If you've ever drafted a novel, you know that when you deliver it to your CPs' inboxes, it's like a card house - painstakingly planned, fretted over, each piece fitting into place perfectly. Stable, but intricate.
But what my CPs can see, that I can't possibly see, is that my novel isn't a house of cards. It's more like this:
This old farmhouse has a pretty solid foundation, and has the potential to be awesome if we tweaked a little here, cleared all the brush around it, replace the kitchen, add some additions, and build a sweet driveway next to it.
But before I can do all that to it, my CPs have to make some suggestions for change that pretty much amount to this:
Not gonna work for the house of cards.
But deep down I still see that novel as a house of cards. She's my baby, remember? I agonized over putting every piece of her into place. I saw her being built, but my CPs only saw her finished, with parts of her starting to look not-so-good.
So I try to make the changes my CPs suggest without the wrecking ball.
You can guess what happens. I usually end up with something like this:
I changed one little thing, moved around one little piece. I can pretend the whole thing's going to stand on its own, but inevitably the next round of CPs notice it for what it is: a wibbly-wobbly (but not timey-wimey, that's Jamie's book) proto-mess that won't last for long or maybe just doesn't make any sense as-is.
We all know it. They know it, and sometimes they try to pretend it's okay, but most of the time, they keep telling me my house is about ready to fall. Yeah, it hurts to hear it, because just look at that card house up there! It's MOSTLY fine. Who's going to notice?
Well, they tell me, everyone will. When it falls. Or worst, only I will when it doesn't sell.

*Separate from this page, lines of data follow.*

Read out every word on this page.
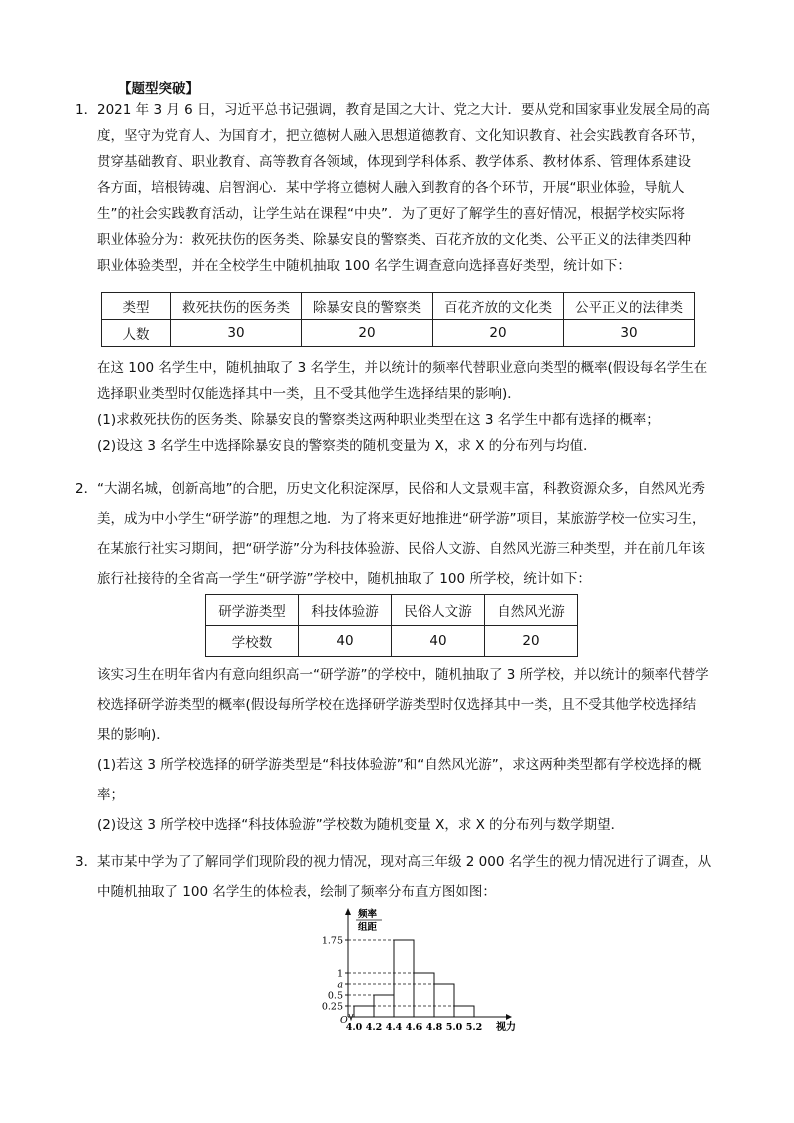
【题型突破】
1． 2021 年 3 月 6 日，习近平总书记强调，教育是国之大计、党之大计．要从党和国家事业发展全局的高
度，坚守为党育人、为国育才，把立德树人融入思想道德教育、文化知识教育、社会实践教育各环节，
贯穿基础教育、职业教育、高等教育各领域，体现到学科体系、教学体系、教材体系、管理体系建设
各方面，培根铸魂、启智润心．某中学将立德树人融入到教育的各个环节，开展“职业体验，导航人
生”的社会实践教育活动，让学生站在课程“中央”．为了更好了解学生的喜好情况，根据学校实际将
职业体验分为：救死扶伤的医务类、除暴安良的警察类、百花齐放的文化类、公平正义的法律类四种
职业体验类型，并在全校学生中随机抽取 100 名学生调查意向选择喜好类型，统计如下：
类型	救死扶伤的医务类	除暴安良的警察类	百花齐放的文化类	公平正义的法律类
人数	30	20	20	30
在这 100 名学生中，随机抽取了 3 名学生，并以统计的频率代替职业意向类型的概率(假设每名学生在
选择职业类型时仅能选择其中一类，且不受其他学生选择结果的影响)．
(1)求救死扶伤的医务类、除暴安良的警察类这两种职业类型在这 3 名学生中都有选择的概率；
(2)设这 3 名学生中选择除暴安良的警察类的随机变量为 X，求 X 的分布列与均值．
2． “大湖名城，创新高地”的合肥，历史文化积淀深厚，民俗和人文景观丰富，科教资源众多，自然风光秀
美，成为中小学生“研学游”的理想之地．为了将来更好地推进“研学游”项目，某旅游学校一位实习生，
在某旅行社实习期间，把“研学游”分为科技体验游、民俗人文游、自然风光游三种类型，并在前几年该
旅行社接待的全省高一学生“研学游”学校中，随机抽取了 100 所学校，统计如下：
研学游类型	科技体验游	民俗人文游	自然风光游
学校数	40	40	20
该实习生在明年省内有意向组织高一“研学游”的学校中，随机抽取了 3 所学校，并以统计的频率代替学
校选择研学游类型的概率(假设每所学校在选择研学游类型时仅选择其中一类，且不受其他学校选择结
果的影响)．
(1)若这 3 所学校选择的研学游类型是“科技体验游”和“自然风光游”，求这两种类型都有学校选择的概
率；
(2)设这 3 所学校中选择“科技体验游”学校数为随机变量 X，求 X 的分布列与数学期望．
3． 某市某中学为了了解同学们现阶段的视力情况，现对高三年级 2 000 名学生的视力情况进行了调查，从
中随机抽取了 100 名学生的体检表，绘制了频率分布直方图如图：
0.25
0.5
a
1
1.75
4.0 4.2 4.4 4.6 4.8 5.0 5.2
O
视力
频率
组距
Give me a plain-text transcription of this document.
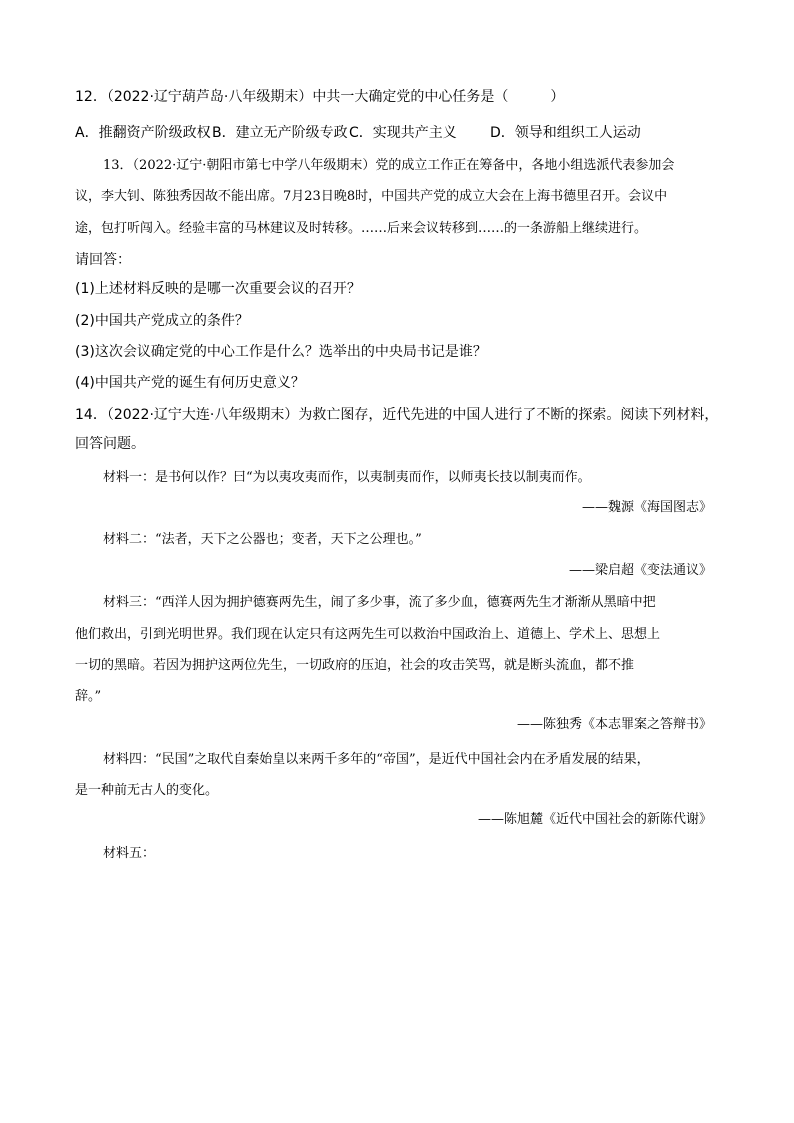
12．（2022·辽宁葫芦岛·八年级期末）中共一大确定党的中心任务是（　　　）
A．推翻资产阶级政权 B．建立无产阶级专政 C．实现共产主义 D．领导和组织工人运动
13．（2022·辽宁·朝阳市第七中学八年级期末）党的成立工作正在筹备中，各地小组选派代表参加会
议，李大钊、陈独秀因故不能出席。7月23日晚8时，中国共产党的成立大会在上海书德里召开。会议中
途，包打听闯入。经验丰富的马林建议及时转移。……后来会议转移到……的一条游船上继续进行。
请回答：
(1)上述材料反映的是哪一次重要会议的召开？
(2)中国共产党成立的条件？
(3)这次会议确定党的中心工作是什么？选举出的中央局书记是谁？
(4)中国共产党的诞生有何历史意义？
14．（2022·辽宁大连·八年级期末）为救亡图存，近代先进的中国人进行了不断的探索。阅读下列材料，
回答问题。
材料一：是书何以作？曰“为以夷攻夷而作，以夷制夷而作，以师夷长技以制夷而作。
——魏源《海国图志》
材料二：“法者，天下之公器也；变者，天下之公理也。”
——梁启超《变法通议》
材料三：“西洋人因为拥护德赛两先生，闹了多少事，流了多少血，德赛两先生才渐渐从黑暗中把
他们救出，引到光明世界。我们现在认定只有这两先生可以救治中国政治上、道德上、学术上、思想上
一切的黑暗。若因为拥护这两位先生，一切政府的压迫，社会的攻击笑骂，就是断头流血，都不推
辞。”
——陈独秀《本志罪案之答辩书》
材料四：“民国”之取代自秦始皇以来两千多年的“帝国”，是近代中国社会内在矛盾发展的结果，
是一种前无古人的变化。
——陈旭麓《近代中国社会的新陈代谢》
材料五：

So, that's where I am now.
It's hard, but I'm resolving to (try to) follow my CPs advice with the wrecking ball instead of just by moving cards around. I asked these people to read because I trust and respect every one of their opinions. FULLY.
Even when it's scary. Especially when it's scary.

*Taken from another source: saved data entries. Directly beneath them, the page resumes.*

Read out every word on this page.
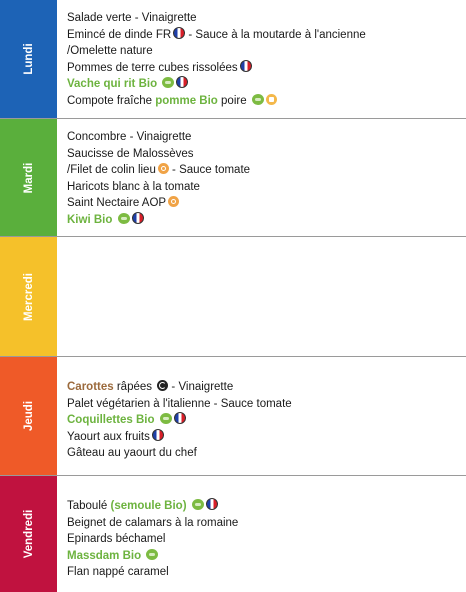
Lundi
Salade verte - Vinaigrette
Emincé de dinde FR - Sauce à la moutarde à l'ancienne
/Omelette nature
Pommes de terre cubes rissolées
Vache qui rit Bio
Compote fraîche pomme Bio poire
Mardi
Concombre - Vinaigrette
Saucisse de Malossèves
/Filet de colin lieu - Sauce tomate
Haricots blanc à la tomate
Saint Nectaire AOP
Kiwi Bio
Mercredi
Jeudi
Carottes râpées  - Vinaigrette
Palet végétarien à l'italienne - Sauce tomate
Coquillettes Bio
Yaourt aux fruits
Gâteau au yaourt du chef
Vendredi
Taboulé (semoule Bio)
Beignet de calamars à la romaine
Epinards béchamel
Massdam Bio
Flan nappé caramel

And so, as my fingers hover over the "delete" button or the keyboard to write even more new stuff, I remember that those ladies saw a strong foundation, and some beautiful elements, and knew that even with a wrecking ball, the whole thing would turn out okay.
No. It would turn out way, way better.
(That's what Elias's house looks like, by the way. Movie room's down the hall on the left.)